ST. PETERSBURG, Fla. (WFLA) — A Florida deputy has been suspended for speeding and severely injuring a 62-year-old man riding his bike, but the victim says it’s not enough.
Steve Greninger is now suing the Pinellas County Sheriff’s Office.
On March 22, a trip to the grocery store became a brush with death for Greninger.
“It was like slow motion to me,” recounted Greninger, who shattered several bones and remains in a St. Petersburg rehab facility.
Around 9 p.m., Greninger was crossing the street at an intersection. He said he did not have the crossing sign at the crosswalk, but he did not see any cars near, so he thought he could cross in time.
The next thing he knew he was on the pavement in severe pain with a sheriff’s deputy by his side.
“I said, ‘I think it’s a hit-and-run,'” Greninger recalled. “And he said, ‘No, it was me.'”
Pinellas County deputy Jared Toro hit Greninger while en route to assist a nearby state trooper. Exclusive dashcam footage obtained by WFLA shows the crash as well as the deputy’s actions before and after it happened.
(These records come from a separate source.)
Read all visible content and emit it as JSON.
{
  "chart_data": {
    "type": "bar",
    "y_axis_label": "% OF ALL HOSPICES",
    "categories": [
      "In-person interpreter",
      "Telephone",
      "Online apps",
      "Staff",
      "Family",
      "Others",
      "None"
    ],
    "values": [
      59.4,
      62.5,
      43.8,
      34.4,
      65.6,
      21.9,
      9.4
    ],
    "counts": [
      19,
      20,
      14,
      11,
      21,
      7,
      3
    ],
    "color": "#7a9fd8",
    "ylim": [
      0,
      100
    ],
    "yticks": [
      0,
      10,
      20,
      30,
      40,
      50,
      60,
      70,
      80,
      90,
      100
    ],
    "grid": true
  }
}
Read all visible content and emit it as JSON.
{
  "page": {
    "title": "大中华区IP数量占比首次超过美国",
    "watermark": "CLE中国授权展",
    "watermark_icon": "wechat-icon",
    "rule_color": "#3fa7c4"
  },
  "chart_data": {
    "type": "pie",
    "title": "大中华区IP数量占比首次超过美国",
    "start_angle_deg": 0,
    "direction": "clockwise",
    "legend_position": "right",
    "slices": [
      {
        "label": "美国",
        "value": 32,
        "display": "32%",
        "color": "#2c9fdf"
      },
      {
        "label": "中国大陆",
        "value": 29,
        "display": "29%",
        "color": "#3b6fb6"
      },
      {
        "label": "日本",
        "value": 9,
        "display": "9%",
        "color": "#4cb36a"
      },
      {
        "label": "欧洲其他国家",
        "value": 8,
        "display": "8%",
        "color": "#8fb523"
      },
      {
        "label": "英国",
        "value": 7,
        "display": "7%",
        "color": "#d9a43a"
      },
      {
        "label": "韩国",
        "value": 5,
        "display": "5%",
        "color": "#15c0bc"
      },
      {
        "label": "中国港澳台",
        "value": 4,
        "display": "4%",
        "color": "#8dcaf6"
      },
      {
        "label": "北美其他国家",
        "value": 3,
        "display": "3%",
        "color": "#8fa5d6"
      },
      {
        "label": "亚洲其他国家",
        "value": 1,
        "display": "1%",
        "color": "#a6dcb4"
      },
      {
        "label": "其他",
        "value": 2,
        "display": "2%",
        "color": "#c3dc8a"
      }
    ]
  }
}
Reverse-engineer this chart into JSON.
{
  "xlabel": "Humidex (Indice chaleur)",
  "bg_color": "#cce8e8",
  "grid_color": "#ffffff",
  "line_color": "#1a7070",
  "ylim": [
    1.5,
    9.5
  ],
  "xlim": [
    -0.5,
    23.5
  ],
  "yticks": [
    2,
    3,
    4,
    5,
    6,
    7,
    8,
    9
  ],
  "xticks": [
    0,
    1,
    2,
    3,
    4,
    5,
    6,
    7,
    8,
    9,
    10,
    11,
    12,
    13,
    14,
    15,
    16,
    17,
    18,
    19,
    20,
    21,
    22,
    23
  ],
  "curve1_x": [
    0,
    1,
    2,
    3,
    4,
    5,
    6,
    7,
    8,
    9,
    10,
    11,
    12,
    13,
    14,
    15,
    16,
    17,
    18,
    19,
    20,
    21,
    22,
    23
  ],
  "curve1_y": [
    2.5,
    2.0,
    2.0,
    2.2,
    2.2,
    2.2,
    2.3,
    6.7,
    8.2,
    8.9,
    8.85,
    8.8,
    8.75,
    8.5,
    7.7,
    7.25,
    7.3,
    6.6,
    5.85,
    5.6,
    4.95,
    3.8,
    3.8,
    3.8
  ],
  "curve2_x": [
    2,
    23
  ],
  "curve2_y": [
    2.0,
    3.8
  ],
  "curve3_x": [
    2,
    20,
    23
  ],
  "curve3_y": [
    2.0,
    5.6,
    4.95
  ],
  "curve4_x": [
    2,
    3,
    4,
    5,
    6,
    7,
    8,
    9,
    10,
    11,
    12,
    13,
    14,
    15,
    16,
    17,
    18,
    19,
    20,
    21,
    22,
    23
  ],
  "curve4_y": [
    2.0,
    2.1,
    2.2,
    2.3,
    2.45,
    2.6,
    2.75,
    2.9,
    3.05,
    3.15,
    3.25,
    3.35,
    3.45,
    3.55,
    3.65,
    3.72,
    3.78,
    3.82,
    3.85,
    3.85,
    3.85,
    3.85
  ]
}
In the video, Toro swerves and tries to avoid Greninger on the bike. There were no lights or sirens, and as Greninger would later learn, no emergency.
“How fast were you going?” Greninger is heard asking the deputy.
“I have no idea,” Toro replied. “You didn’t have any lights. I was trying to get to another call to help a trooper.”
A PCSO crash report showed Toro was driving 84 mph prior to the crash and 70 mph on impact. The posted speed limit is 45 mph, according to the report.
Just minutes before, the recorder in Toro’s SUV clocked him going 103 mph on another road, more than 50 miles above the posted speed limit.
“I think if anybody else did it, if I did it, I would have spent the night in jail,” said attorney Mark Roman, who is representing Greninger in what is now a negligence lawsuit against Pinellas County Sheriff Bob Gualtieri and his office.
According to an internal PCSO memo obtained by WFLA, Toro violated several agency policies that night. The trooper who requested assistance needed chalk to draw a line for a field sobriety test, meaning Toro was speeding sans lights and sirens to a non-urgent call.
The GPS in Toro’s vehicle also showed he was not in Safety Harbor, the city he was assigned to patrol that night when he responded to the FHP trooper’s call. He had not notified his supervisors he was leaving Safety Harbor and had no agency business outside of his patrol area.
That same memo lists leaving his assigned area without notice as an issue Toro’s supervisors have discussed with him before. However, an agency spokesperson said Toro has never otherwise been disciplined in his roughly two years on the force.
Toro’s disciplinary notice lists five days suspension to termination as the penalty range for such violations of duties and responsibilities. Toro was suspended for 112 hours, the equivalent of 10 shifts, to be served periodically between late October and early December.
Roman said that’s nothing compared to the price his client has had to pay.
“I hate to see anybody lose their job, but Steve Greninger very nearly lost his life,” Roman replied. “And I think being terminated from the force seems to be appropriate for that.”
Greninger said he’s only been able to take a few steps since the wreck. “This has changed my life almost 100%,” he said.
Toro is not named in the lawsuit Greninger and Roman filed this week. A PCSO spokesperson declined to comment on the lawsuit, which is standard for pending litigation.
Greninger and Roman are asking a judge to take the case to trial. Florida’s sovereignty immunity law caps the damages state agencies are liable for at $200,000. Roman estimates Greninger’s medical bills at close to $1 million.
If they take the case to trial and win, it creates an opportunity to collect more than $200,000 in damages.